Graphs That Explain the State of AI in 2026

(spectrum.ieee.org)

40 points | by bryanrasmussen 3 hours ago ago

24 comments

  • fyrn_ 18 minutes ago

    Worth calling out AI sentiment among young people is not nearly so rosy: https://news.gallup.com/poll/708224/gen-adoption-steady-skep...

  • amelius 2 hours ago

    Also nobody will ever have a moat, so the graph of investor stupidity is going through the roof.

    • aspenmartin 2 hours ago

      Of course they will. Tokens are valuable, you can always spend a finite budget on specialized tokens or fewer and higher quality tokens, size of user base and engagement gives you a flywheel moat that is difficult for newcomers to compete with. The market is complex and easy to oversimplify.

      • bryanrasmussen 2 hours ago

        My new startup tokencoin will blah blah blah exchange rate, (something AI writes here), 3. profit (more AI), benefiting all human kind and helping our users scale up their productive intelligence!

      • bryanlarsen 2 hours ago

        It's hard and complex to enter any mature market. The vast majority of firms that attempt to enter a new market fail. LLM's have no more than this normal moat.

        • aspenmartin 42 minutes ago

          Well yes that’s my point: AI does not suddenly do away with the market.

    • SilverElfin an hour ago

      Isn’t capital and momentum a moat? Sure Chinese models use distillation but I don’t see them training models from scratch. At least not today. But maybe as chips get cheaper and they have Chinese made ones?

      • swiftcoder an hour ago

        > Isn’t capital and momentum a moat?

        Apparently not much of one. There are, what, 5 or more companies with frontier models? And open weights models like MiniMax are snapping at their heels

        • Nevermark 33 minutes ago

          There are many markets where open source has been nipping at heels for a long time.

          Obviously product areas differ for reasons structural and happenstance. But there is definitely a pattern that occurs, where open source fast follows commercial advances, benefiting from having a clear target to develop for.

          Which is of course, a great service. Even if it never unseats the commercial version, it forces the owners to reinvest more in improvements, by undermining their moats. As well as providing a much better value alternative version for many people.

        • SilverElfin an hour ago

          I’m not technically familiar but I remember someone saying that models like MiniMax basically skip the cost of training by using distillation to basically “steal” the models from OpenAI or Anthropic, and that these companies now have various defenses against this. What happens when MiniMax has to do the full work themselves?

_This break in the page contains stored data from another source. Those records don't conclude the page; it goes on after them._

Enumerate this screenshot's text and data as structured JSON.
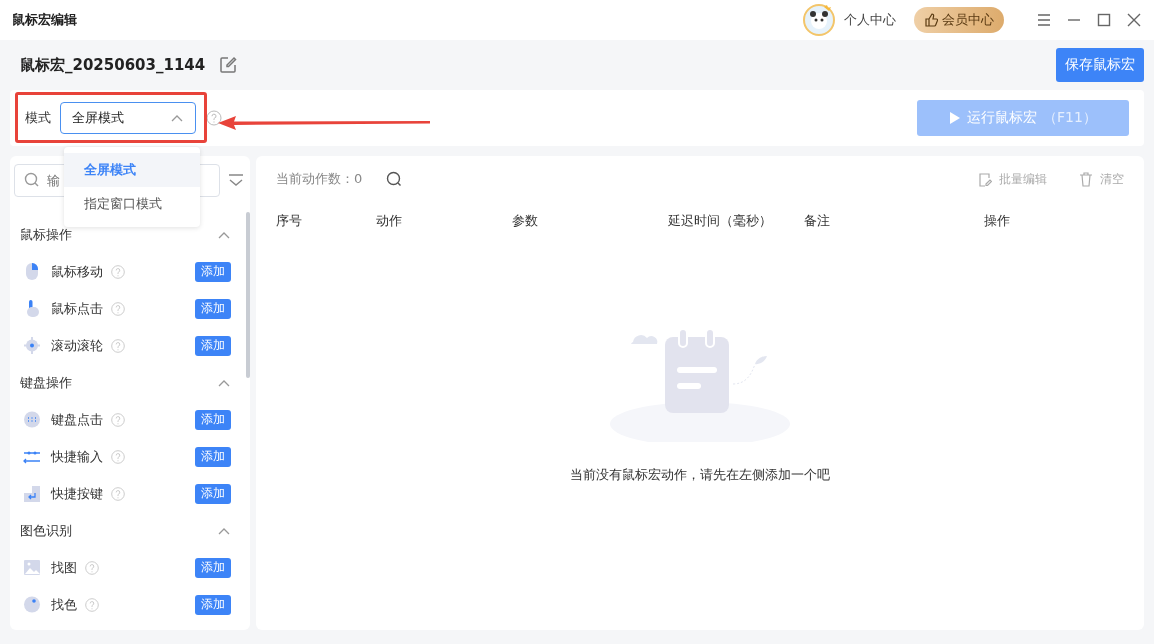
{
  "window": {
    "title": "鼠标宏编辑",
    "user_link": "个人中心",
    "member_button": "会员中心"
  },
  "macro": {
    "name": "鼠标宏_20250603_1144",
    "save_button": "保存鼠标宏"
  },
  "mode": {
    "label": "模式",
    "value": "全屏模式",
    "expanded": true,
    "options": [
      {
        "label": "全屏模式",
        "selected": true
      },
      {
        "label": "指定窗口模式",
        "selected": false
      }
    ]
  },
  "run_button": {
    "label": "运行鼠标宏",
    "shortcut": "（F11）",
    "disabled": true
  },
  "sidebar": {
    "search": {
      "placeholder": "输"
    },
    "groups": [
      {
        "title": "鼠标操作",
        "expanded": true,
        "items": [
          {
            "label": "鼠标移动",
            "kind": "mouse",
            "button": "添加"
          },
          {
            "label": "鼠标点击",
            "kind": "hand",
            "button": "添加"
          },
          {
            "label": "滚动滚轮",
            "kind": "wheel",
            "button": "添加"
          }
        ]
      },
      {
        "title": "键盘操作",
        "expanded": true,
        "items": [
          {
            "label": "键盘点击",
            "kind": "keyboard",
            "button": "添加"
          },
          {
            "label": "快捷输入",
            "kind": "arrows",
            "button": "添加"
          },
          {
            "label": "快捷按键",
            "kind": "enter",
            "button": "添加"
          }
        ]
      },
      {
        "title": "图色识别",
        "expanded": true,
        "items": [
          {
            "label": "找图",
            "kind": "image",
            "button": "添加"
          },
          {
            "label": "找色",
            "kind": "color",
            "button": "添加"
          }
        ]
      }
    ]
  },
  "actions": {
    "count_label": "当前动作数：",
    "count": "0",
    "batch_edit": {
      "label": "批量编辑",
      "disabled": true
    },
    "clear": {
      "label": "清空",
      "disabled": true
    },
    "columns": [
      "序号",
      "动作",
      "参数",
      "延迟时间（毫秒）",
      "备注",
      "操作"
    ],
    "empty_message": "当前没有鼠标宏动作，请先在左侧添加一个吧"
  }
}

      • bossyTeacher an hour ago

        >Chinese models use distillation but I don’t see them training models from scratch

        Maybe because they don't have to. If someone is doing the heavy work and they can take output of that, it's a win for them.

  • themafia 4 minutes ago

    Profits generated by AI: <not graphed>

    The absence speaks volumes.

  • HelloMcFly an hour ago

    Besides the lead in robotics for China, those Grok emissions charts are the thing that most leap off the page.

  • cloud-oak 2 hours ago

    > Training AI models can generate enormous carbon emissions

    Sure, but what I'd really like to see is a graph for how much carbon is generated serving these models globally.

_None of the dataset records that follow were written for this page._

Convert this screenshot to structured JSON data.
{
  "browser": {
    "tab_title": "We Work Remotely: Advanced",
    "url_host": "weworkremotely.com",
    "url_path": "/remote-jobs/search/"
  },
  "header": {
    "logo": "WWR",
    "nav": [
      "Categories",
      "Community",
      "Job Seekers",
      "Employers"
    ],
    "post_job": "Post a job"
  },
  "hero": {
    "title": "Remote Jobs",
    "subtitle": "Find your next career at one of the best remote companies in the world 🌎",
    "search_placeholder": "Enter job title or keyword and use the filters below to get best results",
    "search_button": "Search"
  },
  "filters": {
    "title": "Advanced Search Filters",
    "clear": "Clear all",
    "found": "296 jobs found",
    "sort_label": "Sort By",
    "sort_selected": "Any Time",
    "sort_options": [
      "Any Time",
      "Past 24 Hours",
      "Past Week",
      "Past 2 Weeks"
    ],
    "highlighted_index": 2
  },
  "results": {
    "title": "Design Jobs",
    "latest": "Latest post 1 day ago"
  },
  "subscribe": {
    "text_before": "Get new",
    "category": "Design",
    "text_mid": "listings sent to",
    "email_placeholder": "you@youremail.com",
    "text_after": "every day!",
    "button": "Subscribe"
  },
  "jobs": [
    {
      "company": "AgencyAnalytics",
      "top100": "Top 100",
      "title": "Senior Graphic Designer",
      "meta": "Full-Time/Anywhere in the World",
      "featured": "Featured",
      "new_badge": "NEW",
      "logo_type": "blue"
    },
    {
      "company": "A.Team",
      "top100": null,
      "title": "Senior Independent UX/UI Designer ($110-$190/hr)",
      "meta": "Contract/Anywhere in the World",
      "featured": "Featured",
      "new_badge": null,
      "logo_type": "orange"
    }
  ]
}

  • hydrocomplete 2 hours ago

    I still don't understand the State of AI in 2026.

  • xnx an hour ago

    The "China leads in robotics" seems to be unaffected by AI. The China line is basically on the same trajectory since 2012. The chart does no belong in the article.

  • bix6 2 hours ago

    China’s robotics lead holy cow.

    • krona 40 minutes ago

      The graph says "new industrial robots installed", which is a bit misleading. For example the newest BYD factories are still stuffed with German/Japanese robots.

    • xnx an hour ago

      It striking, but says nothing about AI.

    • alex43578 2 hours ago

      China’s manufacturing lead in a graph

    • ranger_danger an hour ago

      Don't they have ten times more people than the next highest country (Japan) though?

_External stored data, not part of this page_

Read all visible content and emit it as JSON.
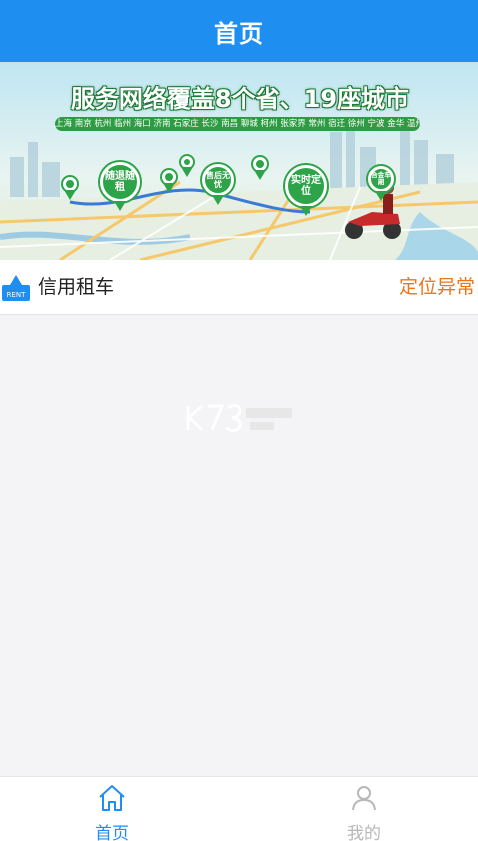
{
  "header": {
    "title": "首页"
  },
  "banner": {
    "headline": "服务网络覆盖8个省、19座城市",
    "cities": "上海 南京 杭州 临州 海口 济南 石家庄 长沙 南昌 聊城 柯州 张家界 常州 宿迁 徐州 宁波 金华 温州 义乌",
    "pins": {
      "return": "随退随租",
      "aftersales": "售后无忧",
      "locate": "实时定位",
      "alloy": "合金车厢"
    },
    "carousel": {
      "count": 3,
      "active_index": 2
    }
  },
  "rent": {
    "icon_label": "RENT",
    "title": "信用租车",
    "status": "定位异常"
  },
  "tabbar": {
    "tabs": [
      {
        "label": "首页",
        "icon": "home-icon",
        "active": true
      },
      {
        "label": "我的",
        "icon": "user-icon",
        "active": false
      }
    ]
  },
  "colors": {
    "primary": "#1e8ef0",
    "status_orange": "#e7761f",
    "banner_green": "#2ea44a",
    "inactive_gray": "#b8b8b8"
  }
}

    • Teever 35 minutes ago

      What's worse is that this the predictable result of a choice that America made decades ago and continues to make.

      Outsourcing manufacturing capacity to China and letting domestic manufacturing skills atrophy and institutional knowledge die out was a choice that many people opposed but were ultimately helpless to stop because the people making the decisions ignored them and did it anyways for personal gain is how we got here.

      You'd think that the supply chain shocks that we saw during COVID would be a wake up call that would have jolted people into action.

      You'd think that Ukraine-Russia war would have been a wake up call that would have jolted people into action.

      You'd think that the recent failures by the US military in Iran and the depletion of years of missile stockpiles would have been a wake up call that would have jolted people into action.

      I'm at a loss to explain it. It's like the American oligarchs want to weaken America, or at least are willing to do so if it means that they have greater control over it. Maybe they don't care about manufacturing capacity because they know that America is ultimately a nuclear protected island and that even if things continue to decline they'll be safe to rule it like a king?